Board-Certified* Criminal Trial Specialist by the National Board of Trial Advocacy.
In 2004, I was a full-time public defender in downtown Indianapolis. I’d been a manager at a Fortune 500 company, and before that, an Army Officer. But in my new role, I was helping people in trouble and fighting for justice. Being a public defender had given me a new lease on life. I had found my life’s purpose. I was energized, passionate, and fully engaged.
But on one particular summer day in 2004, I was not feeling quite so passionate and engaged. I was leaving the hot, sticky, dreary, and depressing confines of the Marion County Jail after having had a very difficult conversation with a client of mine. He was angry. It had been a long week, and my client had not been the first to express his displeasure with me. I had fought earlier in the week with myriad prosecutors, judges, policemen, civilian witnesses, other clients, their families.
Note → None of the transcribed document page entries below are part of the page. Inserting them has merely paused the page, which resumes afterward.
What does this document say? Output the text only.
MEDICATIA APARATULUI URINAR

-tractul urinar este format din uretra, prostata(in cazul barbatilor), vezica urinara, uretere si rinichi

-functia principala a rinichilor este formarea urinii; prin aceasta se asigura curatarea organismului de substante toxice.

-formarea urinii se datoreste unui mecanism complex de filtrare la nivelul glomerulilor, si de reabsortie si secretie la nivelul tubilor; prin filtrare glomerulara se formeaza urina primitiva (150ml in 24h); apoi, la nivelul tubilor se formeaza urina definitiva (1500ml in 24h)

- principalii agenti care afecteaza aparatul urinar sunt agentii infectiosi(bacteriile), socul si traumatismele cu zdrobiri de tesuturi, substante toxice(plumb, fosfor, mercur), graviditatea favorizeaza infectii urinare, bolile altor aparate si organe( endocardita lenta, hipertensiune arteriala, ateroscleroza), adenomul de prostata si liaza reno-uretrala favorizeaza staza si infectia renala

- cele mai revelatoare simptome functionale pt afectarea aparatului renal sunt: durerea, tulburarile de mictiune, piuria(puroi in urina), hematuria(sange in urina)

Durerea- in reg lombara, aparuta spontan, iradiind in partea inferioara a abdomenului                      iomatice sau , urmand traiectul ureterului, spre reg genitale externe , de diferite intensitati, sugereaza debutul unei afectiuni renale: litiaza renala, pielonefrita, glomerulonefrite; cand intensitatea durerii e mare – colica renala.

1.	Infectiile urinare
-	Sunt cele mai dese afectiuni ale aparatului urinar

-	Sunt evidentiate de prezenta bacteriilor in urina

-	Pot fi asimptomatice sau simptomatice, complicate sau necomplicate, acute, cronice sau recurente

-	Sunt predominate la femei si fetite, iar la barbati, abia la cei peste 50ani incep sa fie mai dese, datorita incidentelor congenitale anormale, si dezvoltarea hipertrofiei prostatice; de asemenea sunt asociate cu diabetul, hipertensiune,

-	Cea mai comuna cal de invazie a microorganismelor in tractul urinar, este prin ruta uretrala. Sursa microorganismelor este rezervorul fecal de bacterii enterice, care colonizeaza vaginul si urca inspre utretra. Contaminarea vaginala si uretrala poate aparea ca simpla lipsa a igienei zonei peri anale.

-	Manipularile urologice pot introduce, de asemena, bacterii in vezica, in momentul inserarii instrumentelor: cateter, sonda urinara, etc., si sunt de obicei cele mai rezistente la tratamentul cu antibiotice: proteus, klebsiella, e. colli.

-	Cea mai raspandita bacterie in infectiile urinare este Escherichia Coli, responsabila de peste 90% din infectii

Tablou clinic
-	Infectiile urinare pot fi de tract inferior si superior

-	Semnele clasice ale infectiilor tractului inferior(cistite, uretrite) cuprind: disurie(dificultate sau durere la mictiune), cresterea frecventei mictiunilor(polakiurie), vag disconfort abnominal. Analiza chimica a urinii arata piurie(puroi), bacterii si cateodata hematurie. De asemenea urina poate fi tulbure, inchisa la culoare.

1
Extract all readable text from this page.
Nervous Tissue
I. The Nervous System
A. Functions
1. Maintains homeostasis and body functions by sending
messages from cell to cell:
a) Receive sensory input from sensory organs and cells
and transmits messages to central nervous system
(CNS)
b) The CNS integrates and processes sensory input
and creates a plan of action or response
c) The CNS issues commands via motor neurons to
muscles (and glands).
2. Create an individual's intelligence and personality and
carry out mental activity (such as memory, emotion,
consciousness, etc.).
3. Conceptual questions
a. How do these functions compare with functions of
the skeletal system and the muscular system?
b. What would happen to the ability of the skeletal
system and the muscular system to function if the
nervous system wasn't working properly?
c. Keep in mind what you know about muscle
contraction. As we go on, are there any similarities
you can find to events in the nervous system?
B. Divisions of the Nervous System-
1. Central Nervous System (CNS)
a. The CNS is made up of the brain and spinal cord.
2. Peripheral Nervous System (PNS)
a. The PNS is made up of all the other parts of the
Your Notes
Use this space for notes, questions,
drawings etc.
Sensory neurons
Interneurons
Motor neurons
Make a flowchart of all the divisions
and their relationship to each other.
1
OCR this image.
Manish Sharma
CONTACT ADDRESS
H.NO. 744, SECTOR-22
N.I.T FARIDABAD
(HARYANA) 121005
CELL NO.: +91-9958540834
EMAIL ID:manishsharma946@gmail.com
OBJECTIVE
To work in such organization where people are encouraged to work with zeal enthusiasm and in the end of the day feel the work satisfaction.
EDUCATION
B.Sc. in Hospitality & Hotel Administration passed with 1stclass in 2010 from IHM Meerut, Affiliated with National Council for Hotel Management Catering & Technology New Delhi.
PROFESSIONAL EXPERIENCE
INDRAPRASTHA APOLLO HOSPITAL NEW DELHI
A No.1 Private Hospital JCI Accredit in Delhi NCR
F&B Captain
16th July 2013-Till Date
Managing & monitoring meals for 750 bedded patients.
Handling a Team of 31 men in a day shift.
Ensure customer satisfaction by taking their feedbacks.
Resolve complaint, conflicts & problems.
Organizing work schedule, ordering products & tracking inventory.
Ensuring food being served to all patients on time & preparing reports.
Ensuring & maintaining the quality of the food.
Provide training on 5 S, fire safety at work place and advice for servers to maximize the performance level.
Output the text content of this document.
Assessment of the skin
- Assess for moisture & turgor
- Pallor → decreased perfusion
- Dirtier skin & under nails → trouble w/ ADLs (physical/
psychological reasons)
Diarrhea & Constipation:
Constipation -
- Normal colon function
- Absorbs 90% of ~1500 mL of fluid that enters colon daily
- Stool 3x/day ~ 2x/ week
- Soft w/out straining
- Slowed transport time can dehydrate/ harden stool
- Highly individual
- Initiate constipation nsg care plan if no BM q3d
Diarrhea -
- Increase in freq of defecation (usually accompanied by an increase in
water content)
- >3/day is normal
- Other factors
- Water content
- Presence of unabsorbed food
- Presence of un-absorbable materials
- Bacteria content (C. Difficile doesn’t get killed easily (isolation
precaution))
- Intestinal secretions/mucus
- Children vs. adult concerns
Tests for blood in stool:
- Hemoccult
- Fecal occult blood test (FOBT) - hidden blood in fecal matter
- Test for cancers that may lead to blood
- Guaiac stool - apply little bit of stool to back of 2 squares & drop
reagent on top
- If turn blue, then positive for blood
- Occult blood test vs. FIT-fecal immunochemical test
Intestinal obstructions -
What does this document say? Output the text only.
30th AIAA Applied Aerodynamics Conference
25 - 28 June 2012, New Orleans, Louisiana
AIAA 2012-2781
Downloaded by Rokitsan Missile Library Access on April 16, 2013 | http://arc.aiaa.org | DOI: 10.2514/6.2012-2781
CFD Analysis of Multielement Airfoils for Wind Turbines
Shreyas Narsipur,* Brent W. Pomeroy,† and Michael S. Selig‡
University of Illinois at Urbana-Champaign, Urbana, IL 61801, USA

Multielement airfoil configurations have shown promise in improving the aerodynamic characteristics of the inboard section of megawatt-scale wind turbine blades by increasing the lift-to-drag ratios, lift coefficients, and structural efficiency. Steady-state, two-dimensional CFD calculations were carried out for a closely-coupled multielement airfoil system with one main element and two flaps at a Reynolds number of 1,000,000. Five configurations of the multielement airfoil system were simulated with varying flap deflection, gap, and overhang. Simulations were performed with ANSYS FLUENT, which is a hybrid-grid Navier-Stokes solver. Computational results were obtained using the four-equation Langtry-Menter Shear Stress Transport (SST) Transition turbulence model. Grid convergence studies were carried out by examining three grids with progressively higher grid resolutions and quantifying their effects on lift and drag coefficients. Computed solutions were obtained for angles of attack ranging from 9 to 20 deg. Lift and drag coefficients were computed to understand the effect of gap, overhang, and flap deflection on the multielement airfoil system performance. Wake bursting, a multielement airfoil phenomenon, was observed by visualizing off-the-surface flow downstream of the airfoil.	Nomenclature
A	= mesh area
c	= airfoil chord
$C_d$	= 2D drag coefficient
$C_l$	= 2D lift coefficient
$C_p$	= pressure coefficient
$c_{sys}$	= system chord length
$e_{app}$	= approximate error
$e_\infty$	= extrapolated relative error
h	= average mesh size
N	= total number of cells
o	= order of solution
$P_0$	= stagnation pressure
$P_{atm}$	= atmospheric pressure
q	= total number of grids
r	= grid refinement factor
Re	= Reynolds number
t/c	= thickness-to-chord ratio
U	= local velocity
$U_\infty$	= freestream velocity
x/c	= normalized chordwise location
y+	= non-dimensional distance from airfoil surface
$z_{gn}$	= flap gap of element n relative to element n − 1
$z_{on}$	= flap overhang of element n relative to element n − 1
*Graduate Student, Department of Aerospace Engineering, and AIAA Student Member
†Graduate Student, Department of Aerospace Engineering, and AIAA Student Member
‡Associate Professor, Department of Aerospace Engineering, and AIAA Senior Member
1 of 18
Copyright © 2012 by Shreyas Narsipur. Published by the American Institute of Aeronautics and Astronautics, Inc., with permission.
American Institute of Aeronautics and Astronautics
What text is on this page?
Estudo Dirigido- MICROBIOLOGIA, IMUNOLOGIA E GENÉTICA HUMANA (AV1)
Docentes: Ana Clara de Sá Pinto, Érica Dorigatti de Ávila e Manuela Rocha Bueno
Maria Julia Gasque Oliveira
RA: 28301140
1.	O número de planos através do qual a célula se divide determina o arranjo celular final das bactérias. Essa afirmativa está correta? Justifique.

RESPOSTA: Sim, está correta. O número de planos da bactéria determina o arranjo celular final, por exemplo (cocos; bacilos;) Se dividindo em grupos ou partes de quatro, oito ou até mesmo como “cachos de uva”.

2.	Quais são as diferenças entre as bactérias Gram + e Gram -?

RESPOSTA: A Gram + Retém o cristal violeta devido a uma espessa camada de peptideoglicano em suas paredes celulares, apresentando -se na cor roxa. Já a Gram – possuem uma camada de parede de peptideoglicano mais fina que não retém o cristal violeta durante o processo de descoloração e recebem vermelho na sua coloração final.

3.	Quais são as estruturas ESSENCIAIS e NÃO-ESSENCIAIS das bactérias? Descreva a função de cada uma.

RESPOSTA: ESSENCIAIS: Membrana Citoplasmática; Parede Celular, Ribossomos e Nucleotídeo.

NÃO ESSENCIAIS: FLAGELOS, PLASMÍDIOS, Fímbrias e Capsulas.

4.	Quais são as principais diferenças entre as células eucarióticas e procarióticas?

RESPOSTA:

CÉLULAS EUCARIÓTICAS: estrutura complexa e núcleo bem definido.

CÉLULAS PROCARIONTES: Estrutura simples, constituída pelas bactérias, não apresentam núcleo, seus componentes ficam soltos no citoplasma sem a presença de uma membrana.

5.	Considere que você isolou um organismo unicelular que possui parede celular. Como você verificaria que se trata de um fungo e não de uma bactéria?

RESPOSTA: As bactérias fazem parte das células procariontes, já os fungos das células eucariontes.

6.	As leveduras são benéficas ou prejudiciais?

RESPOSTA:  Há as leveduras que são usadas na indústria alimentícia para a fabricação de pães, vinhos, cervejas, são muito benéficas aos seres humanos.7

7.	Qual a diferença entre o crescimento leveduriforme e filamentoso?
This hellish week ended with an aggressive corridor confrontation with the angry boyfriend. He was extremely upset that a jury didn’t believe that his girlfriend was raped by my client. He was clearly unhappy with the jury’s not guilty verdict, and made that fact known to me when he poked me in the chest and yelled, “How do you live with yourself?!” I was tired, worn out and fed up with all this shit.
As I pushed the down button of the jail’s elevator, a frail hand stuck through the elevator door, further delaying my departure from the place I couldn’t wait to leave. I audibly sighed and clearly must have looked annoyed as an elderly man stepped on to the elevator. He was dressed in a light summer suit, wearing a stylish fedora and carrying a cane. I recognized the man; he was a lawyer I saw from time to time in the criminal courtrooms of the City County Building. He must have also been visiting a client of his. The man normally moved slowly in court; addressed judges in a barely audible voice; was polite and charming with prosecutors, but always appeared to be fighting for his clients.
We rode the elevator in silence, looking at our shoes – me in my thoughts and the elder lawyer in his. As we reached the bottom floor, the old man’s tired eyes raised and met mine. “What a privilege it is to be able to do what we do,” he said in his typically soft tone. “Have a nice day.”
Not every day in the life of a criminal defense lawyer is nice. We have hard work to do and daily battles to fight for those whose futures and freedoms have been entrusted to us. But I am reminded from time to time of the words uttered many years ago to me by that elderly criminal defense attorney from Indianapolis.
I have devoted two decades to become excellent at my craft. My practice has always concentrated on defending those accused of committing crimes. This focus and intense desire to excel in the courtroom, in trial and in pursuit of my clients’ goals have fueled me, and have brought about countless amazing results for those clients.
As long as I choose to continue doing this work, I will always be aware of how important it is to give my very best effort on behalf of all my clients—and will always remember what a privilege it is to be able to do what I do.